Here’s what I wish to say:
- “The Empire” is NOT India’s answer to “Game of Thrones” and what one will realise if they do a bit of research, is that the makers of the series didn’t even intend to make this show on the lines of Game of Thrones! It was all over excitement and over exaggeration of the media, as it always has been!
- I am not sure what was Kabir Khan thinking while saying/writing anything in defence of the Mughals. They may have done good things, but they also came with a lot of torture that the common citizens may not have been able to recover from in decades! They didn’t invade to make India a better country or to serve its people. They, or any other ruler for that matter, came to fulfil their own ambitions!
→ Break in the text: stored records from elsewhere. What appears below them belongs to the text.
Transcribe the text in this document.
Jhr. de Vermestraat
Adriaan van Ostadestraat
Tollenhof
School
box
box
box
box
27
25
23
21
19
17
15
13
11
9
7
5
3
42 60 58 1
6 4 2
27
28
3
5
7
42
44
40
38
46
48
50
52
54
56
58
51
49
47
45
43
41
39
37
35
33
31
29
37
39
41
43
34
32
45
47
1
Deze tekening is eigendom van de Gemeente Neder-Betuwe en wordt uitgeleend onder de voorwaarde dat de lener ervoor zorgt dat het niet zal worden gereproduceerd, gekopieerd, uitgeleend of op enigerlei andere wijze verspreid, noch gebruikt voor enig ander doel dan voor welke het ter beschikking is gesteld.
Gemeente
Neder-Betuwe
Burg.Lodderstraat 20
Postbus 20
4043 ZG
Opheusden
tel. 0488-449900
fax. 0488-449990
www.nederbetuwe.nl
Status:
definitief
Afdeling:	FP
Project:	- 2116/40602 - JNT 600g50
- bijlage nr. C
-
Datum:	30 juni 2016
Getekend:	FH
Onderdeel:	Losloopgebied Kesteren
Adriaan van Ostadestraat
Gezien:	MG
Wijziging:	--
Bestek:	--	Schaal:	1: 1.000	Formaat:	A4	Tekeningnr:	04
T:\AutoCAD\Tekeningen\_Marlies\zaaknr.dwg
So, if it is unfair for the film industry to demonise the Mughals, it’s even more unfair to glorify them by quoting such words.
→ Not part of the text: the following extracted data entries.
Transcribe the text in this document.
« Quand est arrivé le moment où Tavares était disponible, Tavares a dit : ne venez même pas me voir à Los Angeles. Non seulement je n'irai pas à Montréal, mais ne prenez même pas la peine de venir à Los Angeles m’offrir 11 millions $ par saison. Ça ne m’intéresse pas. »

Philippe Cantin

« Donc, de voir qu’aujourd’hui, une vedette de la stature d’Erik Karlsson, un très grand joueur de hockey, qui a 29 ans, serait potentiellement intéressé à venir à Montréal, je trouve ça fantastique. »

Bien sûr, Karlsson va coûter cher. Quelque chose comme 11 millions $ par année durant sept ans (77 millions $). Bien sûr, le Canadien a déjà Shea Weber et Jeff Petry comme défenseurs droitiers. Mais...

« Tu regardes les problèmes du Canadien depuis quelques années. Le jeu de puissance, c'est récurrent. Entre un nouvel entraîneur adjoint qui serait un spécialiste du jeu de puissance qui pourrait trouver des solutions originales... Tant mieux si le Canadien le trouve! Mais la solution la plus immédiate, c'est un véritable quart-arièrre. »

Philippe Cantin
- Regarding the #UninstallHotstar trend on twitter, when will we grow up enough to treat entertainment as entertainment, stories as stories, films as films? If one watches the series or at least, google the basis of this series, it is clearly mentioned that “The Empire” is based on the novel series ‘Empire of the Moghul’ by Alex Rutherford. The series focuses on the rise and fall of the Mughal empire through generations from Babur to Aurangzeb.
- Director Mitakshara Kumar has smartly ensured that the story is depicted in a very plain and unbiased manner, without having a narrative that supports or opposes a certain person or side. None of the characters, including that of the Babur, has been either overly glorified or demonised; nor have the makers tried to establish any kind of an emotional connect between the characters and the audience. So, the series is certainly a good effort with some really good performances by Kunal Kapoor, Dino Morea, Rahul Dev, Shabana Azmi and the surprise package Drashti Dhami, who played Babur’s sister Khanzada!
- Overall, while it surely isn’t ‘India’s answer to Game of Thrones’, it is certainly a great start in that direction. The setup, costumes and vibe of the series is more realistic than grand, which is how we have been experiencing history dramas mostly!
I like a certain movie/series and I give a 7/8/9 on IMDB. Great!
I hate it and I give 4/3/2 or even 1. Alright!
I don’t even watch it and give a poor rating… Really?
Filmmakers merely tell stories, the way they want. It’s alright if we don’t like them, they’re still stories, intended for entertainment.
- We watched Sairat with our families; did we worry that the teenagers at our home may run away and get married if they get inspired by this movie?
- We watched Raanjhanaa; how many of our known ones have cut their nerves for their mad love for a girl?
- We watched Gangs of Wasseypur, which kid of our family asked us for a real gun for their birthday gift?
- After watching Rang De Basanti, did we have sleepless nights worrying that your college going son will suddenly murder some politician and confess his crime via some radio station?
These are all stories. They may have given us some food for thought, but they didn’t come with a condition or mandate to be liked, appreciated or followed. No story can do that!
Ah yes! Years ago, when Shaktimaan used to air on television, there were reports of kids jumping from their terrace, thinking that Shaktimaan will come to save them. Really unfortunate, but they were kids, right? Are we not more logical and well-reasoned than that now?
Still, if we want to believe and follow a certain narrative, we may happily do so. But why do we keep such unreasonable hatred towards entertainers? Is this the thought process and the reasoning ability that we are going to pass on to the generations to come?